To put it in other words: Let's say you have a (large) set of points from which you assume it is Gaussian distributed. If you compute the determinant of the sample covariance matrix then you measure (indirectly) the differential entropy of the distribution up to constant factors and a logarithm. See, e.g, Multivariate normal distribution.

The differential entropy of a Gaussian density is defined as:

$$H[p] = \frac{k}{2}(1 + \ln(2\pi)) + \frac{1}{2} \ln \vert \Sigma \vert\;,$$

where $k$ is the dimensionality of your space, i.e., in your case $k=3$.

$\Sigma$ is positive semi-definite, which means $\vert \Sigma \vert \geq 0$.

The larger $\vert \Sigma \vert$, the more are your data points dispersed. If $\vert \Sigma \vert = 0$, it means that your data ponts do not 'occupy the whole space', meaning that they lie, e.g., on a line or a plane within $\mathbb{R}^3$. Somewhere I have read, that $\vert \Sigma \vert$ is also called generalized variance. Alexander Vigodner is right, it captures the volume of your data cloud.

Since a sample covariance matrix is defined somewhat like: $$\Sigma = \frac{1}{N-1} \sum_{i=1}^N (\vec{x}_i - \vec{\mu})(\vec{x}_i - \vec{\mu})^T\; $$ it follows, that you do not capture any information about the mean. You can verify that easily by adding some large constant vectorial shift to your data; $\vert \Sigma \vert$ should not change.

I don't want to go to much into detail, but there is also a connection to PCA. Since the eigenvalues $\lambda_1, \lambda_2, \lambda_3$ of $\Sigma$ correspond to the variances along the principal component axis of your data points, $\vert \Sigma \vert$ captures their product, because by definition the determinant of a matrix is equal to the product of its eigenvalues.

Note that the largest eigenvalue corresponds to the maximal variance w.r.t. to your data (direction given by the corresponding eigenvector, see PCA).

1
On

It might help to break down the parts "determinant" and "covariance".

The determinant generally gives you the magnitude of a matrix transformation.
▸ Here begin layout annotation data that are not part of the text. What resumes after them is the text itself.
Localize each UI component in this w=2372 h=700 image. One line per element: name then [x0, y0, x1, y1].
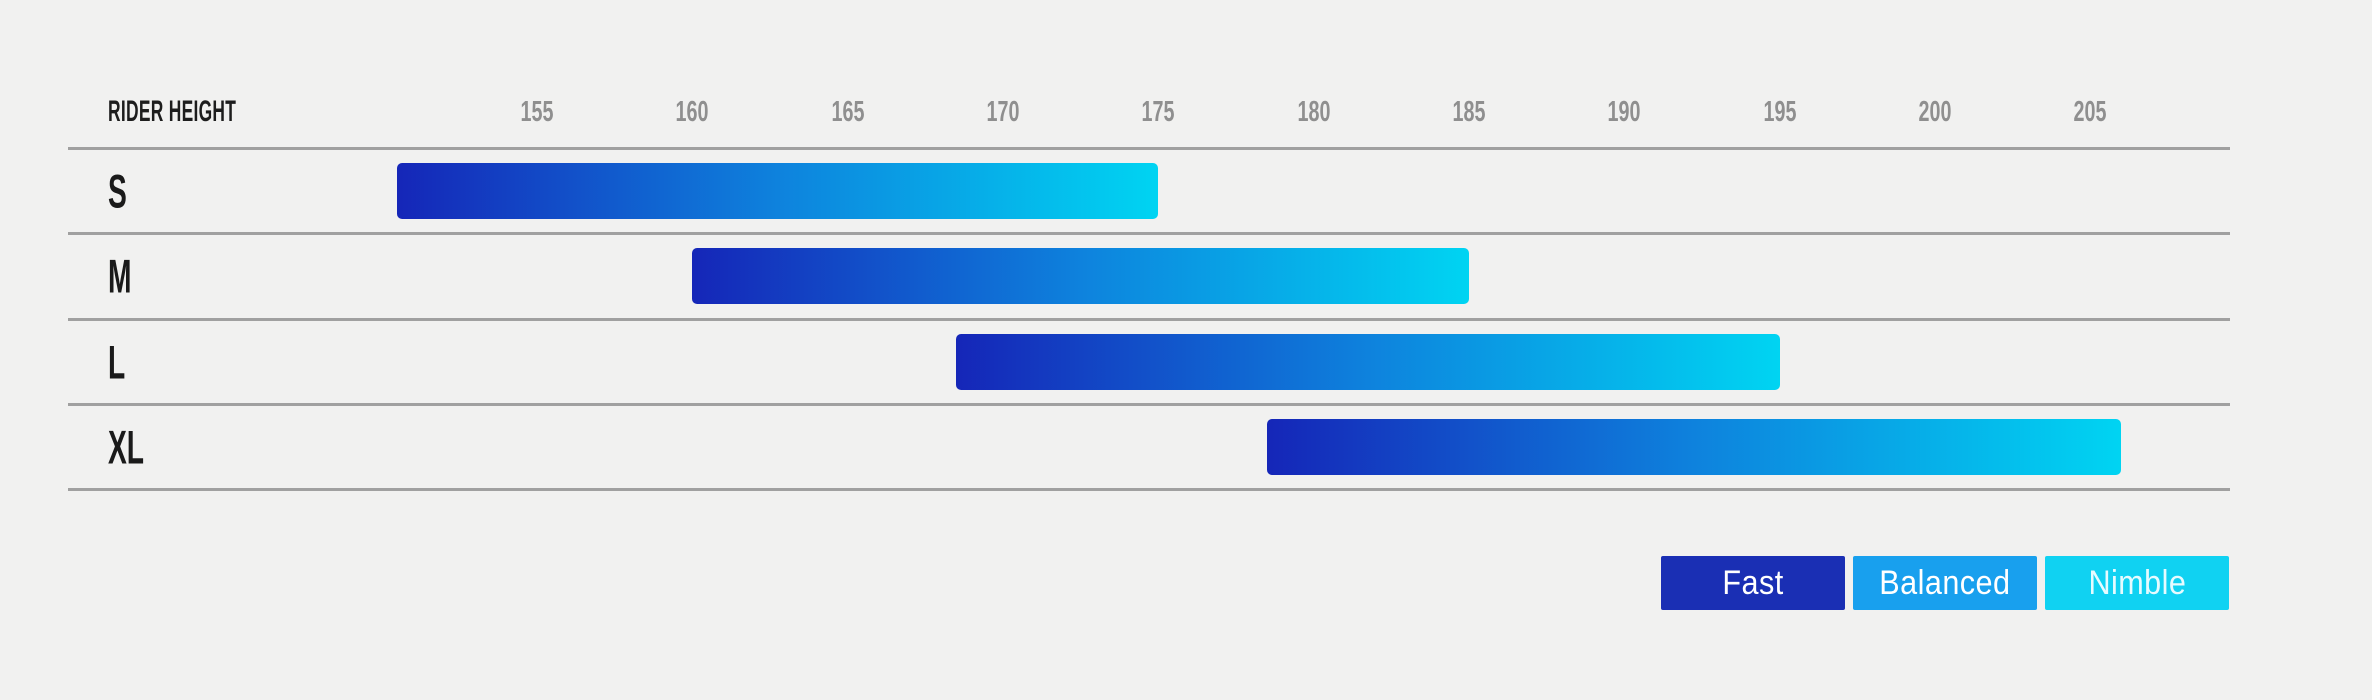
height-range-bar-m: [692, 248, 1469, 305]
size-label-xl: XL: [108, 420, 145, 474]
axis-tick-label: 200: [1918, 96, 1952, 128]
legend-item-nimble: Nimble: [2045, 556, 2229, 610]
height-range-bar-xl: [1267, 418, 2122, 475]
axis-tick-label: 195: [1763, 96, 1797, 128]
axis-tick-label: 155: [520, 96, 554, 128]
size-label-m: M: [108, 249, 132, 303]
size-label-l: L: [108, 335, 126, 389]
legend-label: Nimble: [2088, 563, 2186, 602]
axis-tick-label: 205: [2073, 96, 2107, 128]
axis-tick-label: 175: [1141, 96, 1175, 128]
axis-tick-label: 185: [1452, 96, 1486, 128]
size-rows: S M L XL: [68, 147, 2230, 491]
size-label-s: S: [108, 164, 127, 218]
axis-tick-label: 180: [1297, 96, 1331, 128]
size-row-s: S: [68, 147, 2230, 232]
chart-area: RIDER HEIGHT 155 160 165 170 175 180 185 190 195…: [68, 0, 2230, 700]
axis-header: RIDER HEIGHT 155 160 165 170 175 180 185 190 195…: [68, 0, 2230, 147]
legend: Fast Balanced Nimble: [1661, 556, 2229, 610]
legend-label: Fast: [1722, 563, 1784, 602]
size-row-xl: XL: [68, 402, 2230, 488]
axis-tick-label: 165: [831, 96, 865, 128]
axis-tick-label: 160: [675, 96, 709, 128]
legend-label: Balanced: [1879, 563, 2011, 602]
size-row-l: L: [68, 317, 2230, 403]
height-range-bar-l: [956, 333, 1780, 390]
legend-item-balanced: Balanced: [1853, 556, 2037, 610]
axis-title: RIDER HEIGHT: [108, 95, 237, 128]
legend-item-fast: Fast: [1661, 556, 1845, 610]
height-range-bar-s: [397, 163, 1159, 219]
axis-tick-label: 170: [986, 96, 1020, 128]
size-row-m: M: [68, 232, 2230, 317]
axis-tick-label: 190: [1607, 96, 1641, 128]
You could think about it as how "big" it is.

The covariance matrix gives you how variables in the matrix vary with each other.

Thus the determinant of the covariance matrix gives you the measure of magnitude of how much the variables "vary" with eachother.

In the case of comparing a determinant of matrix A with 100 vs a determinant of matrix B which is 5, the smaller determinant would suggest that the data you are looking at in matrix b has variables that are more independent of each other compared to the variables in matrix A.

1
On

The determinant of the covariance matrix is referred to as generalized variance by Wilks in 1932. Comparing the density of the univariate and multivariate normal, it is easy to see that $|\Sigma|$ plays a similar role to $\sigma^2$.

This has several interpretations (see for example Anderson 2003, Section 7.5)

  • A geometric interpretation: it is proportional to the volume of the ellipsoid $\left\{u \in \mathcal{R}^{k} \mid(u-\mu)^{\prime} \Sigma^{-1}(u-\mu)=c^{2}\right\}$
  • An entropy interpretation, as discussed by @tmp

Relation to generalized correlation?

If $|\Sigma|$ is the generalized variance, is there also a generalized correlation? Defining $\sqrt{1-\frac{|\Sigma|}{\sigma_1^2\cdot\ldots\cdot\sigma^2_N}}$, this is called sometimes the collective correlation coefficient. You can verify that for N=2, this is indeed the usual correlation coefficent: $\sqrt{1-\frac{\sigma_1^2\sigma_2^2-\rho \sigma_1^2\sigma_2^2}{\sigma_1^2\sigma^2_2}}=\sqrt{1-(1-\rho^2)}=\rho$

References

Anderson, T. W., An introduction to multivariate statistical analysis., Wiley Series in Probability and Statistics. Hoboken, NJ: Wiley (ISBN 0-471-36091-0/hbk). xx, 721 p. (2003). ZBL1039.62044.

Wilks, S. S., Certain generalizations in the analysis of variance., Biometrika 24, 471-494 (1932). ZBL58.1172.02.